Saving your work. To preserve your progress in mapping and annotation, go to the "File" ribbon and under the tab "Save as," select "Data File" and save your work as an XML document file (.xml). The associated metadata from the initial dialog box will autopopulate when you load the file to resume your work.
3D visualization of mapped neurons and contours
3D visualization of mapped neurons and contours
3D visualization of mapped neurons and contours. Visualization of the contours and mapped neurons of the entire annotated image stack in the 3D viewer are achieved through three steps and will be described in sub-points below.
First, deselect the "Show current section" button in the docked "Serial Section Manager window." The "Show current section" button will not look grey and a maximum projection of the contours throughout the image stack will appear on top of the image data.
Maximum projection of all the contours overlaying the image data in the tracing workspace after deselecting the "Show current section" button.
Second, in the docked "Image Organizer" window under the "Images" ribbon, deselect the eye or press the "Toggle Checked Visibility" button to hide the image data. In the main tracing workspace, only the contours and markers should be present with a black background.
Two options for hiding the image data.
How the main workspace appears after hiding the image data to show only the contours and markers.
Third, to visualize all the contours and markers in the 3D viewer, press the "3D Visualize" button under either the "Trace" or "Workspace" ribbon. A separate window will open to allow interation with the 3D reconstructed heart model. In the 3D viewer, the user can selectively show, hide, and edit specific contours and markers, create video clips of the data, and export the 3D representations.
3D visualize button can be found in either the Trace or Workspace ribbon.
3D Visualization window for manipulation and interaction of contours and markers in the 3D space.

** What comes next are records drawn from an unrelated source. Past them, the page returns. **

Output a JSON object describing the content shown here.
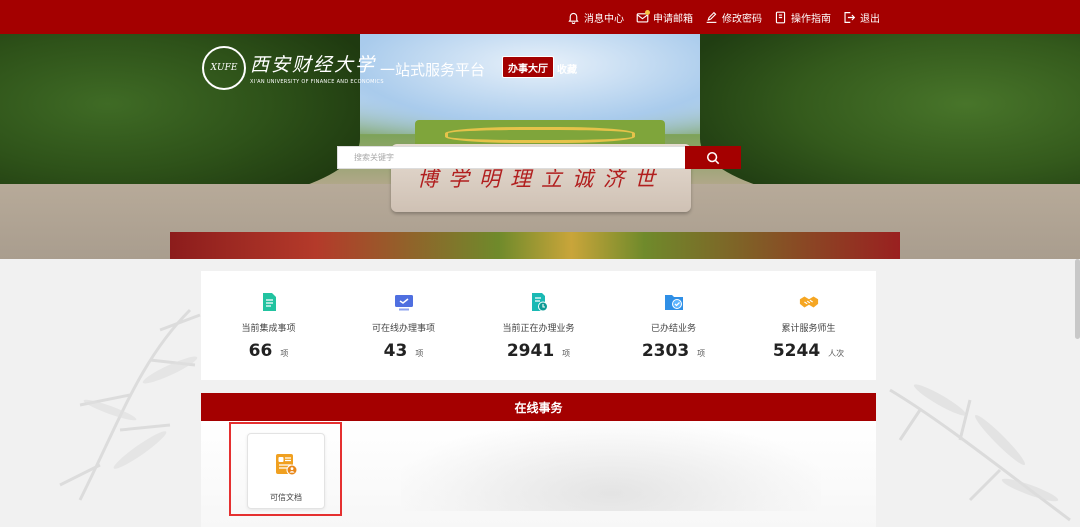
{
  "topbar": {
    "links": [
      {
        "label": "消息中心",
        "icon": "bell-icon"
      },
      {
        "label": "申请邮箱",
        "icon": "mail-icon"
      },
      {
        "label": "修改密码",
        "icon": "edit-password-icon"
      },
      {
        "label": "操作指南",
        "icon": "book-icon"
      },
      {
        "label": "退出",
        "icon": "logout-icon"
      }
    ]
  },
  "banner": {
    "logo_text": "XUFE",
    "logo_cn": "西安财经大学",
    "logo_en": "XI'AN UNIVERSITY OF FINANCE AND ECONOMICS",
    "platform_title": "一站式服务平台",
    "hall_button": "办事大厅",
    "favorite_link": "收藏",
    "motto": "博学明理立诚济世",
    "search_placeholder": "搜索关键字"
  },
  "stats": [
    {
      "label": "当前集成事项",
      "value": "66",
      "unit": "项",
      "icon": "document-list-icon",
      "color": "#22c3a0"
    },
    {
      "label": "可在线办理事项",
      "value": "43",
      "unit": "项",
      "icon": "monitor-icon",
      "color": "#4f6fe0"
    },
    {
      "label": "当前正在办理业务",
      "value": "2941",
      "unit": "项",
      "icon": "doc-progress-icon",
      "color": "#1ab9b4"
    },
    {
      "label": "已办结业务",
      "value": "2303",
      "unit": "项",
      "icon": "folder-check-icon",
      "color": "#2f8fe6"
    },
    {
      "label": "累计服务师生",
      "value": "5244",
      "unit": "人次",
      "icon": "handshake-icon",
      "color": "#f5a623"
    }
  ],
  "online": {
    "title": "在线事务",
    "items": [
      {
        "label": "可信文档",
        "icon": "trusted-document-icon",
        "color": "#f0a020"
      }
    ]
  },
  "colors": {
    "brand_red": "#a40000",
    "highlight_red": "#e53030"
  }
}
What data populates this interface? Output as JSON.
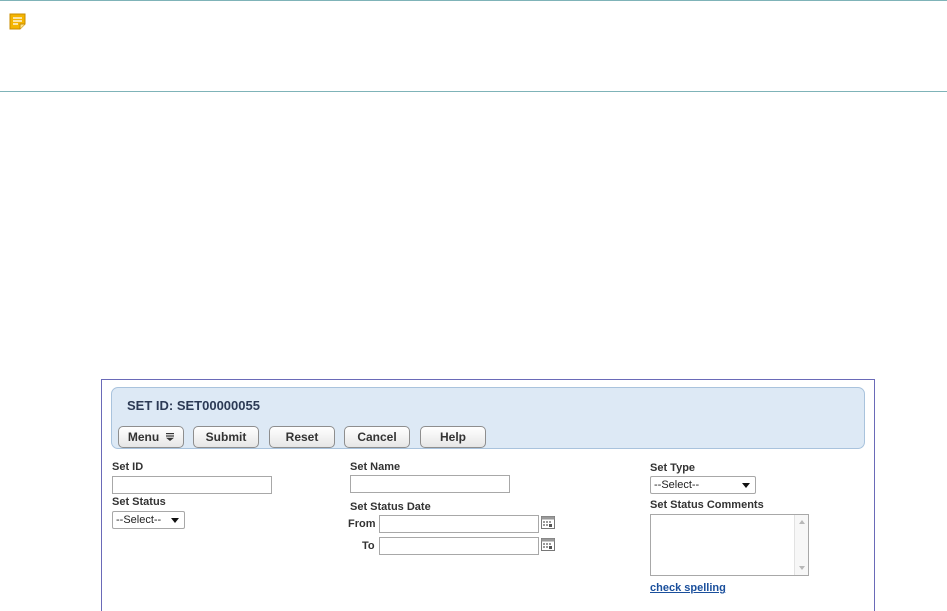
{
  "note": {
    "icon": "note-icon",
    "icon_color": "#f4b400"
  },
  "header": {
    "title": "SET ID: SET00000055",
    "buttons": {
      "menu": "Menu",
      "submit": "Submit",
      "reset": "Reset",
      "cancel": "Cancel",
      "help": "Help"
    }
  },
  "form": {
    "set_id": {
      "label": "Set ID",
      "value": ""
    },
    "set_status": {
      "label": "Set Status",
      "selected": "--Select--"
    },
    "set_name": {
      "label": "Set Name",
      "value": ""
    },
    "set_status_date": {
      "label": "Set Status Date",
      "from_label": "From",
      "from_value": "",
      "to_label": "To",
      "to_value": ""
    },
    "set_type": {
      "label": "Set Type",
      "selected": "--Select--"
    },
    "set_status_comments": {
      "label": "Set Status Comments",
      "value": ""
    },
    "check_spelling": "check spelling"
  },
  "colors": {
    "panel_border": "#6a6ab8",
    "header_bg": "#dde9f5",
    "link": "#1a4f9c",
    "band_border": "#7fb3b8"
  }
}
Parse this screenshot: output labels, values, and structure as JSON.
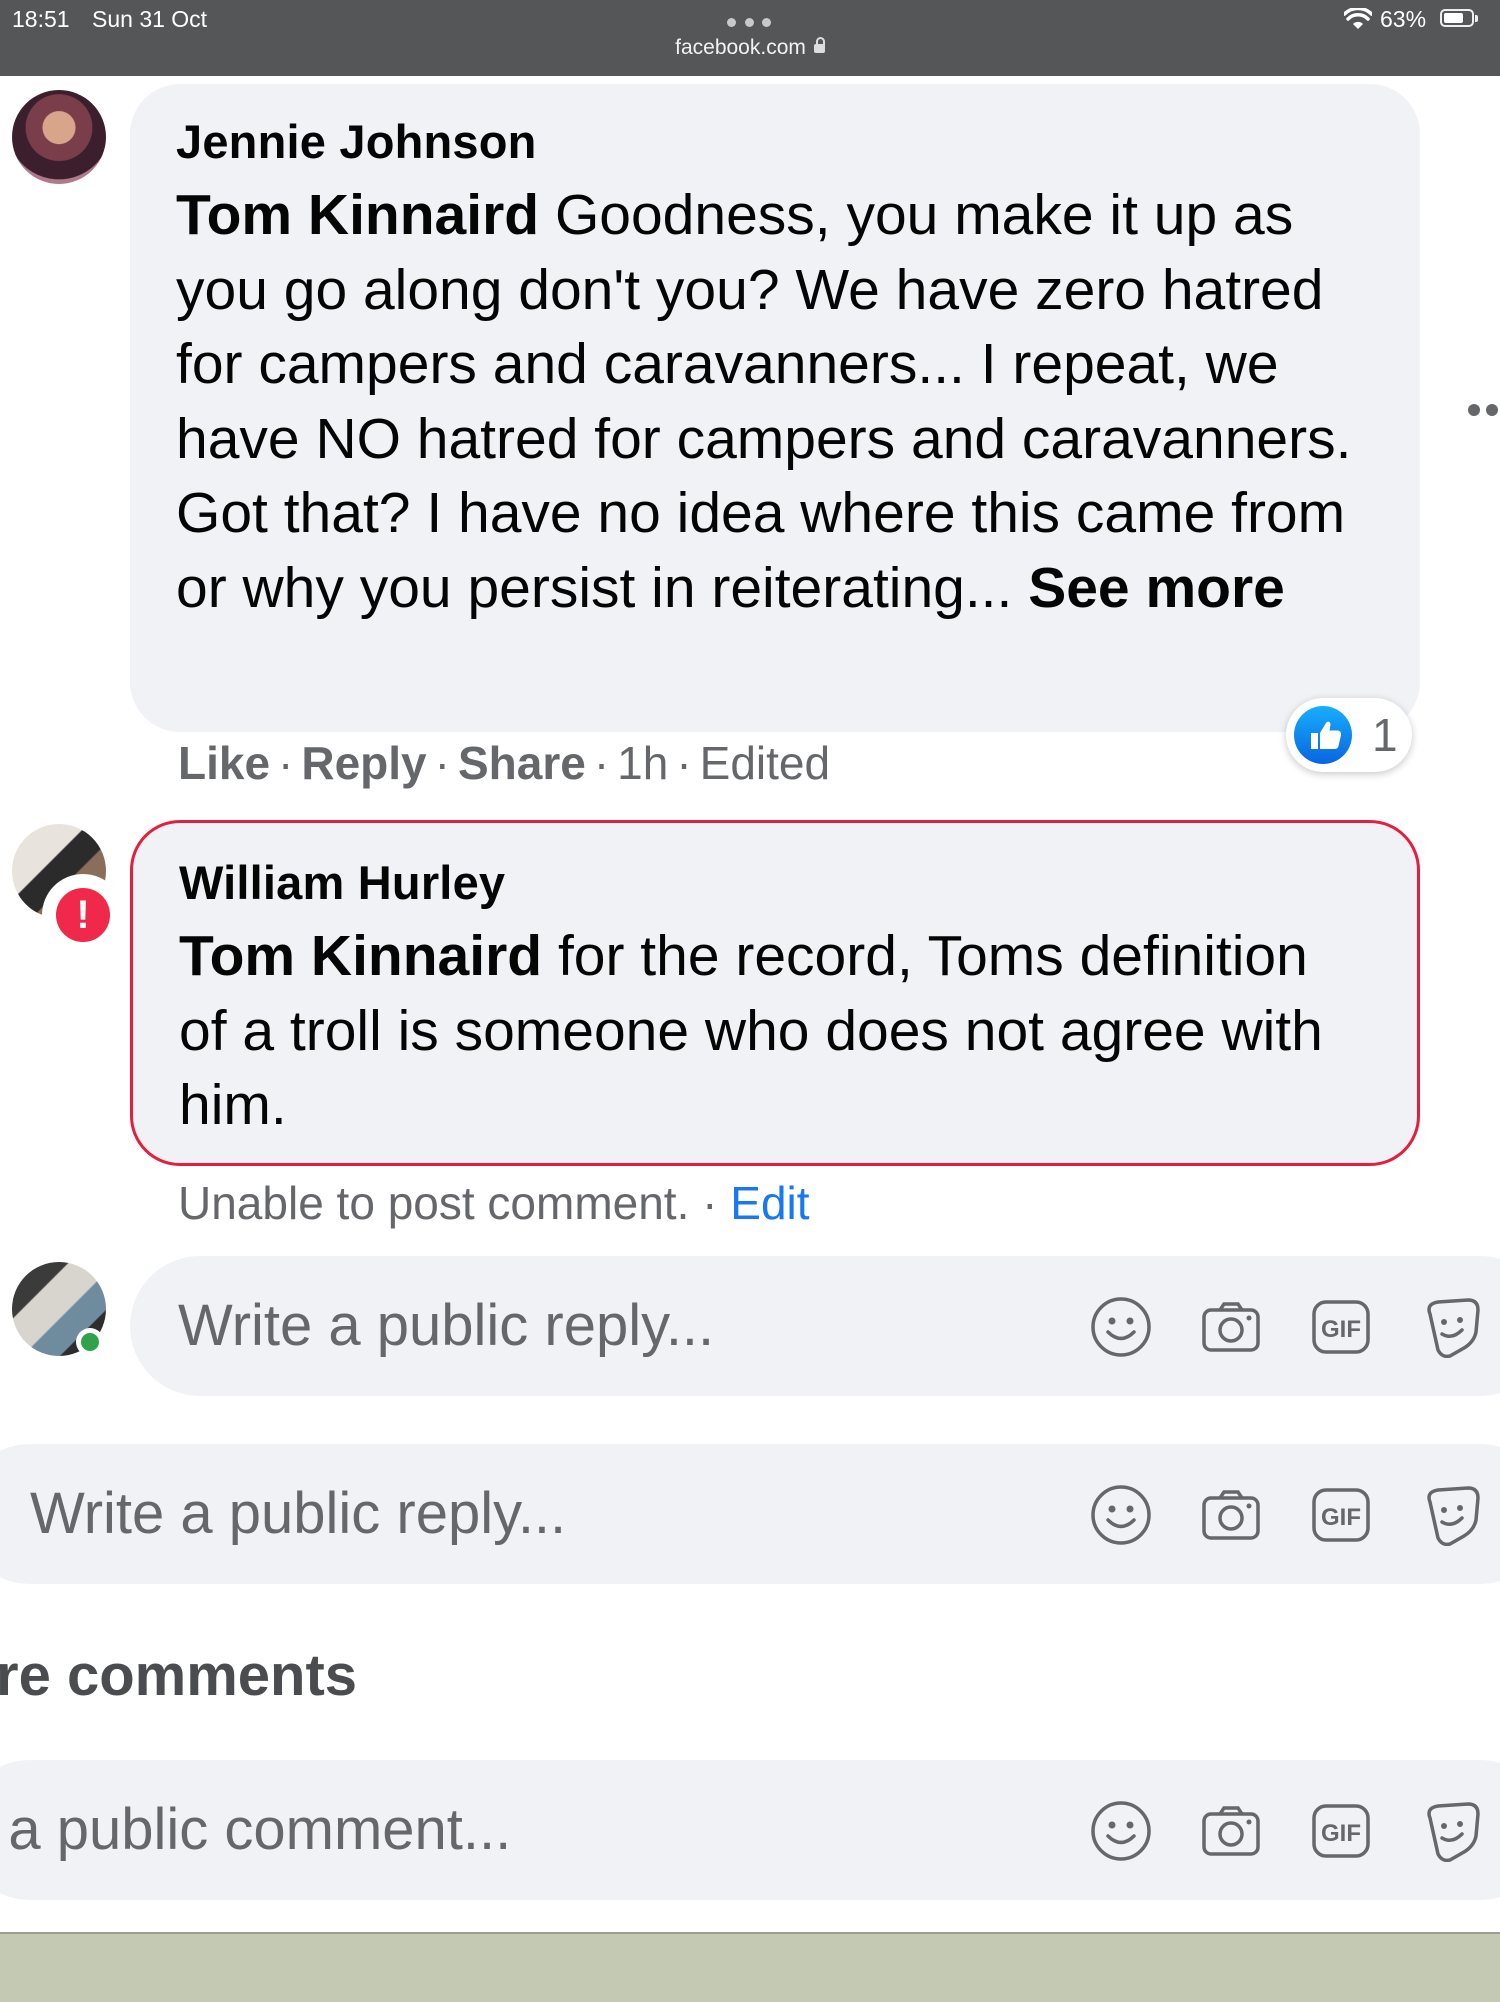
{
  "status_bar": {
    "time": "18:51",
    "date": "Sun 31 Oct",
    "url": "facebook.com",
    "battery": "63%"
  },
  "comments": [
    {
      "author": "Jennie Johnson",
      "mention": "Tom Kinnaird",
      "text": " Goodness, you make it up as you go along don't you? We have zero hatred for campers and caravanners... I repeat, we have NO hatred for campers and caravanners. Got that? I have no idea where this came from or why you persist in reiterating... ",
      "see_more": "See more",
      "actions": {
        "like": "Like",
        "reply": "Reply",
        "share": "Share",
        "time": "1h",
        "edited": "Edited"
      },
      "reaction_count": "1"
    },
    {
      "author": "William Hurley",
      "mention": "Tom Kinnaird",
      "text": " for the record, Toms definition of a troll is someone who does not agree with him.",
      "error": "Unable to post comment.",
      "edit": "Edit"
    }
  ],
  "reply_inputs": [
    {
      "placeholder": "Write a public reply..."
    },
    {
      "placeholder": "Write a public reply..."
    }
  ],
  "more_comments_label": "re comments",
  "comment_input": {
    "placeholder": "e a public comment..."
  },
  "icons": [
    "emoji-icon",
    "camera-icon",
    "gif-icon",
    "sticker-icon"
  ],
  "colors": {
    "bubble": "#f0f2f5",
    "error_border": "#e41e3f",
    "link_blue": "#1877f2",
    "meta_grey": "#65676b",
    "status_bar": "#555658"
  }
}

More information on 3D Visualization capabilities are described here: https://www.mbfbioscience.com/help/tissuemapper/Default.htm#3Dvisualization/3D_Tour.htm%3FTocPath%3DWorkspace%2520overview%7C_____2
3D visualization of mapped neurons, contours, and image data. It is also possible to load the 3D image data along with the markers and contours. To have the image stack load with the contours, go to the docked "Image Organizer" and under the "Images" ribbon, make sure to have the eye checked to show the image data.
Then, press "3D Visualize" to load the image volume along with the contours and markers. Depending on the size of the image volume and computer processing power, it may take some time for the 3D visualization to load. Once loaded, the image data and associated contours can be resliced to visualize selective slabs of image data in the XY, XZ, and YZ planes for additional 3D analysis.